In April 2015, with Roman desperately unhappy at school, Molly posted a plea on her Facebook page for his classmates’ parents to send her “beautiful son” birthday cards. “Roman doesn’t have any friends and often cries himself to sleep,” the post began. It was shared around the world. “Maybe 40,000 times,” Molly says. (Interestingly, her post breaks only the second of the Kingsford rules, by disclosing that Molly and Roman are related.)
Neither Molly nor Roman, nor his two brothers, nor his dad Ian, who says he hates social media, were prepared for what happened next. Thousands of people left birthday greetings online. At the office of a friend – whose address was hastily borrowed to protect Roman’s privacy – cards and gifts began to arrive. Molly formalised the chaos into a Cards For Roman Facebook page.

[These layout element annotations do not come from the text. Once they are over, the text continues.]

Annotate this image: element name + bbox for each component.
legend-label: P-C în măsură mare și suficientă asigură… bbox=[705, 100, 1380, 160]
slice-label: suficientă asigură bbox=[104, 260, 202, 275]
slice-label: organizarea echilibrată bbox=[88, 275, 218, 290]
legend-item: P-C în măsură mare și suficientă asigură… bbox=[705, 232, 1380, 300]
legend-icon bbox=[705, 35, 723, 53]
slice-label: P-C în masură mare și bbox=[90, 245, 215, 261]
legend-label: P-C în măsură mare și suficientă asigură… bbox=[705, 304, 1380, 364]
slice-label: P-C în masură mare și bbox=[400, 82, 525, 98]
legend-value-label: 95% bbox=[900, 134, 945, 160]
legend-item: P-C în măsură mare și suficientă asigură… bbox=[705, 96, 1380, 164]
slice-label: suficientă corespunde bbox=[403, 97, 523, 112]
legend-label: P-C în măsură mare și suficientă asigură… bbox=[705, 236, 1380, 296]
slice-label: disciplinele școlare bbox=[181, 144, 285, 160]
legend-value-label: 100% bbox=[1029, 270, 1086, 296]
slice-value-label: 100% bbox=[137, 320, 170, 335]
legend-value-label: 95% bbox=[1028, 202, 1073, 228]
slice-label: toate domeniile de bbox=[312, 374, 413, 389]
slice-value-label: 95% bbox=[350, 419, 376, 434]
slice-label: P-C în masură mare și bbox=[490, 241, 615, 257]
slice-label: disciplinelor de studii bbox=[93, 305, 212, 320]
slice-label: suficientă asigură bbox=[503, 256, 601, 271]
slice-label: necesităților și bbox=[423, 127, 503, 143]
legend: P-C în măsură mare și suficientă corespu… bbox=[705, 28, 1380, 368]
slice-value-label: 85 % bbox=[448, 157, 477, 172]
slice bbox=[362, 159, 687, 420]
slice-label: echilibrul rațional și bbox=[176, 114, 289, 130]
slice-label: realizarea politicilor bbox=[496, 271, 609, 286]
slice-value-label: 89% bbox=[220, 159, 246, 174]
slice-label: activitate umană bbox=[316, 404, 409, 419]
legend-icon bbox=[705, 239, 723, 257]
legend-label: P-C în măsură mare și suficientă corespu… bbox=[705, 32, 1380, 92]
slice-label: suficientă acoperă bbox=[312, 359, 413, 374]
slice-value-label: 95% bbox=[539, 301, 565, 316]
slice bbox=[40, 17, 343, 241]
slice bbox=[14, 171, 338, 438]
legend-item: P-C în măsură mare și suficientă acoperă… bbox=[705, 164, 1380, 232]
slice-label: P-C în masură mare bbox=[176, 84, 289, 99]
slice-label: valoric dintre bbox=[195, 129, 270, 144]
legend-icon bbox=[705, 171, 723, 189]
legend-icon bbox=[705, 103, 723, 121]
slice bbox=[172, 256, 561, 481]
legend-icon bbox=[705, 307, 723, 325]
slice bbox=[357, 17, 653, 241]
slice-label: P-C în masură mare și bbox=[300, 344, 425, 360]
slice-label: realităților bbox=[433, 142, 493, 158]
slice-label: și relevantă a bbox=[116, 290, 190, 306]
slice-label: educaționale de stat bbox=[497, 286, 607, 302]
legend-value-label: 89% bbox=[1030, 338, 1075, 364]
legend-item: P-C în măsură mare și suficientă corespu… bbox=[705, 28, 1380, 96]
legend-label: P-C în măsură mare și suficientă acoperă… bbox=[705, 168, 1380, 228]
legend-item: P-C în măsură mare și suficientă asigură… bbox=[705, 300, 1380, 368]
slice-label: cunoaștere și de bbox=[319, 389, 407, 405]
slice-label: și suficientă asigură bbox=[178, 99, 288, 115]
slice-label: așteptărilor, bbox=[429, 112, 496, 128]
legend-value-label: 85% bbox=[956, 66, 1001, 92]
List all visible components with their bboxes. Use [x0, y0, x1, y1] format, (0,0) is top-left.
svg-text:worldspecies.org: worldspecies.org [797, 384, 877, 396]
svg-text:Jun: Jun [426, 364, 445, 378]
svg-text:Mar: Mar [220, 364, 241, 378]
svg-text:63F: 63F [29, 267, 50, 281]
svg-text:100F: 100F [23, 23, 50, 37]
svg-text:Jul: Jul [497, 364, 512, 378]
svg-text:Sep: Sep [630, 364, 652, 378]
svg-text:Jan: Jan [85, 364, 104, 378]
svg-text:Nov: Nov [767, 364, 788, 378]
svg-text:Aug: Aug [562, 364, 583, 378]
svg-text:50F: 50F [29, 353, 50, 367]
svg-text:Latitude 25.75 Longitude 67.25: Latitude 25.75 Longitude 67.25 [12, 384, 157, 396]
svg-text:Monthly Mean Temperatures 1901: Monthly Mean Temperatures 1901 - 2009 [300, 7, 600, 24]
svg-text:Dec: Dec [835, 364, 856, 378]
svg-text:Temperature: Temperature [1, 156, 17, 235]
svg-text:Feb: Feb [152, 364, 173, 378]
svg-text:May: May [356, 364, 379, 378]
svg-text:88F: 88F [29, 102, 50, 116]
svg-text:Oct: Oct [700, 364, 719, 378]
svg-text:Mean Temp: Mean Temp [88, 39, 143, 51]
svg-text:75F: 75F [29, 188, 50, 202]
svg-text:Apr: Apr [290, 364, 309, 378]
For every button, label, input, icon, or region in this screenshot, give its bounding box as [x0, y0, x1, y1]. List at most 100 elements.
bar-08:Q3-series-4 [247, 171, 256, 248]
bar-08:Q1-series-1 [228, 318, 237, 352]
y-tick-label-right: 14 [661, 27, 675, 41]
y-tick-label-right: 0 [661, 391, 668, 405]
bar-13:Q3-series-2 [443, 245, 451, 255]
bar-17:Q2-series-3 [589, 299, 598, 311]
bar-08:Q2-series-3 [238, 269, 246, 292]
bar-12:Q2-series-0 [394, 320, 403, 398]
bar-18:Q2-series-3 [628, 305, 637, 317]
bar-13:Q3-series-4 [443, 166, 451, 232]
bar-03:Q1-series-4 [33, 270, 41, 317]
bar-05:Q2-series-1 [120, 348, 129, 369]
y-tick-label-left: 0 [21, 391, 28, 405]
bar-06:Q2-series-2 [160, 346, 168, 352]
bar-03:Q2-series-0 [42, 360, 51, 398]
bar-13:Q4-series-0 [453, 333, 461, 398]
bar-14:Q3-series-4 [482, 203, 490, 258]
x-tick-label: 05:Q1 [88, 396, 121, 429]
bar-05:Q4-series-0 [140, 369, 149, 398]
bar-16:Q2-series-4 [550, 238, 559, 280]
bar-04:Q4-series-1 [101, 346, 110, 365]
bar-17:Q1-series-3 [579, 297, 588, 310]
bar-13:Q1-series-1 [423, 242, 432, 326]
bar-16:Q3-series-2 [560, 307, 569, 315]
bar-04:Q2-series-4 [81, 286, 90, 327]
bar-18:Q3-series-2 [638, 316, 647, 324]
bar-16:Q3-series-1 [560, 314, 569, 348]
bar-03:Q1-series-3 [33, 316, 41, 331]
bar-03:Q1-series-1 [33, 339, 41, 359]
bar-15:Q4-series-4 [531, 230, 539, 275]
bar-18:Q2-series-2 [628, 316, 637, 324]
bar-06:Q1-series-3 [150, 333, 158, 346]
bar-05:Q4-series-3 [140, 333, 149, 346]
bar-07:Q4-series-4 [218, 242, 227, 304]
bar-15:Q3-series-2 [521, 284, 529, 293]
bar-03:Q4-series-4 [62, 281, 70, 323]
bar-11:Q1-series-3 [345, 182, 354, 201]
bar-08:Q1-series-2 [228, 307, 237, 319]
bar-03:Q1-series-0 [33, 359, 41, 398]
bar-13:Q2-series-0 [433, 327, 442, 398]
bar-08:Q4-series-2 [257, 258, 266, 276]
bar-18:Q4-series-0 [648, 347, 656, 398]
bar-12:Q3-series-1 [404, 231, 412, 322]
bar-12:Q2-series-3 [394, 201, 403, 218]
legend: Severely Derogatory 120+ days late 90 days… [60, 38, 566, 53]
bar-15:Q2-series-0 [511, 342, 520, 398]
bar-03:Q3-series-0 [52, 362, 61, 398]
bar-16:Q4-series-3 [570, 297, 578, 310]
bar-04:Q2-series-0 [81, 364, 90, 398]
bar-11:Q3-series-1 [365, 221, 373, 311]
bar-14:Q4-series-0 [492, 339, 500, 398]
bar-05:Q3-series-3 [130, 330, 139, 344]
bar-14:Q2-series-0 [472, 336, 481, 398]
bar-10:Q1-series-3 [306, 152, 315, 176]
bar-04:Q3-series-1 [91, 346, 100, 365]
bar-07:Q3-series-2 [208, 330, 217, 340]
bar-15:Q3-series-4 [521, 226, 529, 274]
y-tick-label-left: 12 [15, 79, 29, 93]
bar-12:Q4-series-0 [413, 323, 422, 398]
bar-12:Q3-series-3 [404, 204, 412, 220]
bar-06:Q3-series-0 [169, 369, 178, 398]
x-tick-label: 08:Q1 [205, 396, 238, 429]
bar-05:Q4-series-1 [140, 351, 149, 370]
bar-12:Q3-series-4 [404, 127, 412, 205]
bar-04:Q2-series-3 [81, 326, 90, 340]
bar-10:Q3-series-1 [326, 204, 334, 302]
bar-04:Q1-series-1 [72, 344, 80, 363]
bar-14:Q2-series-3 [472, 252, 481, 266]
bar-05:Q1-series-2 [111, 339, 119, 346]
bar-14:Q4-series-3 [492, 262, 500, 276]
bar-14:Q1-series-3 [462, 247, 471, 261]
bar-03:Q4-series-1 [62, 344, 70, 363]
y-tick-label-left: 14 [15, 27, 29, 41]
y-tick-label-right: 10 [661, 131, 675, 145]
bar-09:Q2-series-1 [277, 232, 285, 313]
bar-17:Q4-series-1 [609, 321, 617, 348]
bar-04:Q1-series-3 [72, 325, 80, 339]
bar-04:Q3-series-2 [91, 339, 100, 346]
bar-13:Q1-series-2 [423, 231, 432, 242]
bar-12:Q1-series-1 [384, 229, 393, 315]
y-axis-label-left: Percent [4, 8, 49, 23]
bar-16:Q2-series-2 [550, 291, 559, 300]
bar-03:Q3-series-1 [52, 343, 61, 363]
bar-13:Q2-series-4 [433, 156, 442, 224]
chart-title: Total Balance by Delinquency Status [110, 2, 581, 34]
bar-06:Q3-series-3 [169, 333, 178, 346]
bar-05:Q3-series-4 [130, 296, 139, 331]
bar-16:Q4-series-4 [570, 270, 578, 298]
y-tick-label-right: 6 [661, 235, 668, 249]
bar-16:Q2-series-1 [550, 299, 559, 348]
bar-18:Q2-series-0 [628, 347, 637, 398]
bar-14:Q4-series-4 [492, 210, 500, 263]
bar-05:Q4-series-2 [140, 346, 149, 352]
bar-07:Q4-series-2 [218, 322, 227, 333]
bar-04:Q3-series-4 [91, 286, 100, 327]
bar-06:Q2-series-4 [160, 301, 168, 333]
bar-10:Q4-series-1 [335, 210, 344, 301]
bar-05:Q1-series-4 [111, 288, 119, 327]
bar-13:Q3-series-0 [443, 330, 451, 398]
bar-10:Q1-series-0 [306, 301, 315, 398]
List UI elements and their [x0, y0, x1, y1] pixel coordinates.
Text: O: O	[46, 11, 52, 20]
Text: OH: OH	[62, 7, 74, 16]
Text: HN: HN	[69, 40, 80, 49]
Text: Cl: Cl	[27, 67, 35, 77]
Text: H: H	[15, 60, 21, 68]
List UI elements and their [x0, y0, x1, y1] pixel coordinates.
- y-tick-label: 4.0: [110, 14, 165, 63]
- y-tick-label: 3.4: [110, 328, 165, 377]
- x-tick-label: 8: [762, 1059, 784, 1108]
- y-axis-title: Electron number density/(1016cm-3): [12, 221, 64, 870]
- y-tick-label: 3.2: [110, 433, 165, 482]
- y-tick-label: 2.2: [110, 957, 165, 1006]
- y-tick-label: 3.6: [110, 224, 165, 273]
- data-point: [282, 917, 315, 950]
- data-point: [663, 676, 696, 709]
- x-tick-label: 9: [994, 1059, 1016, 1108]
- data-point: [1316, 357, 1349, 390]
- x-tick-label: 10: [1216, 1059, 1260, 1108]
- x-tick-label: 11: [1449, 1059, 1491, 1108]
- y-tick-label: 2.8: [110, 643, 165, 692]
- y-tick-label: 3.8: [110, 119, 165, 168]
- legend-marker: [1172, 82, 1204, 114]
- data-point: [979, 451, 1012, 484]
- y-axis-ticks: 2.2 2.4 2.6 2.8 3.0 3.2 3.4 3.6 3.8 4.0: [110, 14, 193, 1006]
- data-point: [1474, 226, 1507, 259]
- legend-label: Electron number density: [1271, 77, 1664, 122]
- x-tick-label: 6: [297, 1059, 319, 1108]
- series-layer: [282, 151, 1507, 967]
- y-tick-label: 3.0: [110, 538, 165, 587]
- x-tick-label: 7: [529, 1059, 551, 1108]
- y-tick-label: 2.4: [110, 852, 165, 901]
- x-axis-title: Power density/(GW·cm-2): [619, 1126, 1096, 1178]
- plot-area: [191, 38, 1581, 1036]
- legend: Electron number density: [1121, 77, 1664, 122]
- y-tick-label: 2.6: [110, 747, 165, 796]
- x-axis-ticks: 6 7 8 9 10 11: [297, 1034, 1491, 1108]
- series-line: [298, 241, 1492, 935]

Friendships were made, and some of them have lasted – to the extent that in April, a year after his mother’s plea for help, Roman celebrated his 12th birthday with 150 friends, strangers and Facebook friends at a Nando’s in Exeter and at a second party in London. They have even met up with well-wishers in Germany.
While Molly tells this story, talking quickly because there is a lot to fit in, Roman scurries to and fro with his gifts: a Star Wars chess set from someone in the Netherlands, pictures from Brazilian schoolchildren (Molly says he is very big in Brazil), wicker baskets of cards.
But sometimes Molly worries. “A bit. I think, what happens in years to come if he Googles himself and finds ‘Lonely boy with no friends’?” Last year the local paper ran a front-page headline saying just that. “I thought, oh my God, what have I done?” Roman was with her, and comforted her. “But it is true,” he said. “I am really lonely.”